The heyday of Greenbriar Mall
Greenbriar Mall's golden years were (arguably) the late 1960s and early 70's. The mall was at full occupancy, it was packed with shoppers, and crime was relatively low. Onsite there was a Happy Herman's Liquor Store, a two-screen movie theater downstairs, a Woolworth's
drugstore (with a photo booth and a coin-operated horse), a Frederick's of Hollywood
, Franklin Simon & Co.
, a Picadilly Cafeteria, a toystore, a Hallmark shop, a record shop, a Merry Go Round
clothing store, a Delta ticket counter, an arcade, and lots of other old familiar stores. Rich's had a balcony restaurant called the Magnolia Room. For the children, there were large cement animals to climb about. A large fountain was in front of the JC Penney
entrance. A floor-to-ceiling wrought-iron birdcage was near the center of the mall, filled with many small birds.
An area in transition
The area around Greenbriar Mall had been in transition since the late 60's. Middle-class white residents were aging, and their children were not staying in the area. Many of the homes in nearby East Point
were converted into rental properties; and nearby Campbellton Road and Camp Creek Parkway were becoming more and more urban, with many, many apartment complexes.
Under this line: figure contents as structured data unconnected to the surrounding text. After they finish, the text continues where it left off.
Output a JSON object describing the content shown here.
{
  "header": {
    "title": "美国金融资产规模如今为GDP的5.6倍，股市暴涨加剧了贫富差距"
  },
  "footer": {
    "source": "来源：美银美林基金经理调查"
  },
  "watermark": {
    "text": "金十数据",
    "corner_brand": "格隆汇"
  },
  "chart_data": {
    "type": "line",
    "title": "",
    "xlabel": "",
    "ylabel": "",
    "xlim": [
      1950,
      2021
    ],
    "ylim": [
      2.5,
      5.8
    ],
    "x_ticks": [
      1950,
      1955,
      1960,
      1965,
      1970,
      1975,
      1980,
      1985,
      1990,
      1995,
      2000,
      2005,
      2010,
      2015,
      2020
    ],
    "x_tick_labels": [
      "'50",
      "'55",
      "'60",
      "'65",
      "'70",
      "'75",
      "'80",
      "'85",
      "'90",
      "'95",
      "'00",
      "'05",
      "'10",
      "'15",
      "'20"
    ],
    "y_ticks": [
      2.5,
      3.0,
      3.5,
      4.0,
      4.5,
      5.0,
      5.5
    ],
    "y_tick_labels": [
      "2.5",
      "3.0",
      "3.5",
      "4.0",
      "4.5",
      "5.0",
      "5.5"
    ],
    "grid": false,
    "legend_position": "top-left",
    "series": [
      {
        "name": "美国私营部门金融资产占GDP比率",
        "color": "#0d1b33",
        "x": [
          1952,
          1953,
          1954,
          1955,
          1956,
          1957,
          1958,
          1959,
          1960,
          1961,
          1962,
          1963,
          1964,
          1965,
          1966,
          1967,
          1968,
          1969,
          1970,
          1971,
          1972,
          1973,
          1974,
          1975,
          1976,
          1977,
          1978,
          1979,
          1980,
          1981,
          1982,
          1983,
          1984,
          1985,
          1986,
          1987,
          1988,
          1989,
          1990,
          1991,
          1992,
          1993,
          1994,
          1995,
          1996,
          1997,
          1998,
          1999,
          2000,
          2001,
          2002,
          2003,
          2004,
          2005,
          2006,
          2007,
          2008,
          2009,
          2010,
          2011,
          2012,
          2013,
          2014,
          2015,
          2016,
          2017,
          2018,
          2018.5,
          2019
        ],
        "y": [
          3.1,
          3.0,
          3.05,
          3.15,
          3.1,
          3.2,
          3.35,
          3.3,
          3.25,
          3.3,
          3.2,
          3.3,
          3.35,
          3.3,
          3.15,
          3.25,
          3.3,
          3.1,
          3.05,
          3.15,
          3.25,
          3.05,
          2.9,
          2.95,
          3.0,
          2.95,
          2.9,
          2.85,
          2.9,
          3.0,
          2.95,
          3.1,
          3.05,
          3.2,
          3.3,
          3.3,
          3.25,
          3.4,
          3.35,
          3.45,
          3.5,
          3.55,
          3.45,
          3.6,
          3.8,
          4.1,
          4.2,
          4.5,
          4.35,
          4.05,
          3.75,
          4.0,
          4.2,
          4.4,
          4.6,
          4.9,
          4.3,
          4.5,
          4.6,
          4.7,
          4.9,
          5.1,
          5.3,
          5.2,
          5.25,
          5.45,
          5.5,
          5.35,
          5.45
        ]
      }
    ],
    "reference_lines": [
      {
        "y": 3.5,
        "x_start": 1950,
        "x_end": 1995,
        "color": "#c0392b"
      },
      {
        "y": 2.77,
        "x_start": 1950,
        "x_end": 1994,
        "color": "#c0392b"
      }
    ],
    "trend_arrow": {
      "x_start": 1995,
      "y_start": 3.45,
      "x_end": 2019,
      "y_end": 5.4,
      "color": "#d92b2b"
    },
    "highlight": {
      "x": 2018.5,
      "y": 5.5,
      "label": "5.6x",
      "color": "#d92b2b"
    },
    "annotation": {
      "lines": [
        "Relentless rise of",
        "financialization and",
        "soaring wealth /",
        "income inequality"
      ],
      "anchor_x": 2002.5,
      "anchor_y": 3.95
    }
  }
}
As more and more African-American residents began patronizing the mall, it became known by the tongue-in-cheek nickname, "Blackbriar." But middle class black residents were also hesitant to patronize the mall, with so many other newer shopping alternatives in the nearby suburbs (such as Southlake Mall, Shannon Mall, and Cumberland Mall.) In the mid-1980s, after the loss of Happy Herman's, Hallmark, toy store, and the theater, Greenbriar Mall attempted to revitalize itself by enlarging the hallway where Happy Herman's, the toy store, and Chick-fil-A
stood into a small food court. Chick-fil-A had a much more prominent position in this new food court. It was too little, too late and most of the major retailers pulled out during the '80s. The arcade closed shortly thereafter. J.C. Penney struggled for years to hold on and finally closed; the site became an Uptons
in 1987 and later became a Burlington Coat Factory, while Rich's closed its tea room. In the late '80s and '90s, Peppermint Records became the new music retailer, which later closed in 2005, and Magic Johnson
built a new movie theater adjoining the mall, to much success. Rich's name also changed to Macy's
in 2005. It was the second-largest suburban Rich's when it first opened.
Over the years Greenbriar Mall has gotten a reputation for being a very rough mall. Despite this, Greenbriar is a very convenient location for shopping. The center has quite a few national retailers as well as local establishments. It is in a very ethnically diverse area. The notability of the mall is for multiple reasons not just for its history but its future as an economic powerhouse on the Southwest side of Atlanta.
The Greenbriar Mall and the area immediately surrounding it are also becoming notable as a draw for the entertainment industry. Plans have been announced for movie and music video production in the vicinity of Greenbriar Mall. In 2007, TV and film guru Tyler Perry announced his plans to build a 30 acre TV/film studio in the Greenbriar Mall vicinity, merely a half mile away on Greenbriar Parkway. In addition, several noted recording studios call the area home: including Stack Em Entertainment, Hood South Studios, and Dirty Music. The trendy and popular Figure 8 nightclub is also in the vicinity. The 2008 Music Expo, a showcase for child musical talent, will be featured at the Greenbriar Mall. This has all added to the modern renaissance of Greenbriar Mall.
Greenbriar Mall is not to be confused with Greenbrier Mall in Chesapeake, Virginia, at which "Greenbrier" is spelled differently.